REVIEW: Unremembered Empire by Dan Abnett
How is the newest book in the Horus Heresy series, Unremembered Empire? Well… it is a Dan Abnett Heresy Book. Do you really need more than that?
A guest review by Rabscutle
Well, you probably do since you are still reading. Here are the big headers:
Writing Style
The style is exactly what you expect from Dan Abnett and his Heresy books. His way with words makes for addictive reading and fits each character’s voice perfectly. Usually for me, reading a novel is a struggle. My ADD eventually gets the better of me and I have to come back to something unfinished. Not so here, or with most of Abnett’s work. I didn’t read The Unremembered Empire so much as I devoured it. His storytelling weaves the threads of plot brilliantly, keeping you interested and trying to unravel context clues as your mind tries to guess where things are going next. But then right as you figure it out, his characters do too. Plot threads that feel extraneous become clearly valuable right before they would become tedious. As he ratchets up the tension and excitement for the action sequences, the impact on each character drives home the gravity and brutality of each moment. This book takes place over a few days, and you feel each character’s struggle viscerally through tight storytelling.
Plot
Well, stuff happens and then more stuff happens and it is awesome and there are Space Marines and Primarchs and they do stuff that is awesome. Big Red might have edited what I put here originally because I gave away too many spoilers. Just know that this book is about Guilliman, Macragge, and the struggle of what to do when the center of your universe is cut off. What does a commander do when he has no idea if home is even still there? What does a leader of 500 worlds do?
Story Beats
Friends of mine who talk about story telling always talk about the big beats of the story. Do you get those moments that feel right and push the story forward? How do you get them? Do they resonate the way they need to in order to tell the full story without dragging it down at the same time? Abnett drives everything in Unremembered Empire thru the eyes of a few central characters, mainly Robute Guilliman. Guilliman is given a sense of humanity and nobility that was always lacking for me, even in the brilliant space opera that is Know No Fear. The Primarch of the Ultramarines is a being in crisis here. He is confident he knows the way forward, but is filled with doubt about how to execute it. That confidence and doubt lead to wonderful story beats that drive home who Guilliman is to himself, his legion and the 500 Worlds of Ultramar. The other featured Primarchs, -REDACTED-, -REDACTED– and Sanguinius are given their moments, but this is truly Guilliman’s book, and you see him realized as a character through those beats.

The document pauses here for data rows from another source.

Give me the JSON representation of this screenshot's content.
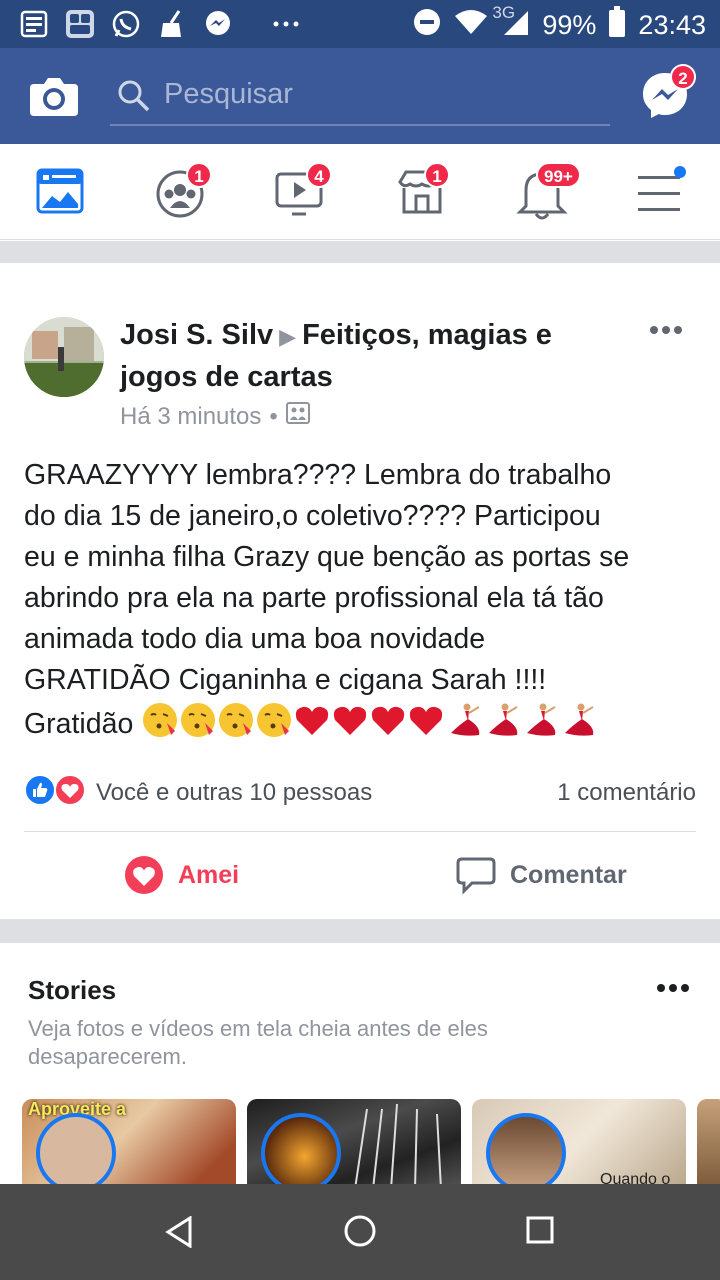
{
  "statusbar": {
    "network": "3G",
    "battery": "99%",
    "time": "23:43",
    "notification_icons": [
      "news-icon",
      "gallery-icon",
      "whatsapp-icon",
      "cleaner-icon",
      "messenger-icon",
      "more-dots-icon"
    ]
  },
  "header": {
    "search_placeholder": "Pesquisar",
    "messenger_badge": "2"
  },
  "tabs": [
    {
      "name": "news-feed",
      "badge": ""
    },
    {
      "name": "groups",
      "badge": "1"
    },
    {
      "name": "watch",
      "badge": "4"
    },
    {
      "name": "marketplace",
      "badge": "1"
    },
    {
      "name": "notifications",
      "badge": "99+"
    },
    {
      "name": "menu",
      "badge": ""
    }
  ],
  "post": {
    "author": "Josi S. Silv",
    "group": "Feitiços, magias e jogos de cartas",
    "time": "Há 3 minutos",
    "text_lines": [
      "GRAAZYYYY lembra???? Lembra do trabalho",
      "do dia 15 de janeiro,o coletivo???? Participou",
      "eu e minha filha Grazy que benção as portas se",
      "abrindo pra ela na parte profissional ela tá tão",
      "animada todo dia uma boa novidade",
      "GRATIDÃO Ciganinha e cigana Sarah !!!!",
      "Gratidão"
    ],
    "reactions_text": "Você e outras 10 pessoas",
    "comments_text": "1 comentário",
    "love_label": "Amei",
    "comment_label": "Comentar"
  },
  "stories": {
    "title": "Stories",
    "subtitle": "Veja fotos e vídeos em tela cheia antes de eles desaparecerem.",
    "card1_text": "Aproveite a",
    "card3_text": "Quando o"
  },
  "colors": {
    "fb_blue": "#3b5998",
    "status_blue": "#29487d",
    "love_red": "#f33e58",
    "badge_red": "#f02849"
  }
}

Another important set of beats is how, through the numerous refugees who have come to Macragge, Abnett shows the variety of each Legion and how their individual strengths/personality/culture are such an asset while being a tremendous barrier at the same time. Those traditional rivalries lead to conflict, and part of Guilliman’s task is finding his way through it to unite the Broken Legions into one fighting force.
Rating – 5 out of 5
So yeah… I really liked this book. 5 stars. If you have been reading the Heresy series, this a nexus of sorts for some of the various plot threads setup since the initial trilogy. Abnett handles this with great care and skill – he called this one of the most difficult books he’s ever written. This book pays off a lot of that continuity and it sets up the next Act in the play that is the Horus Heresy.
This the the “Payoff Book” we have all been waiting for – read it!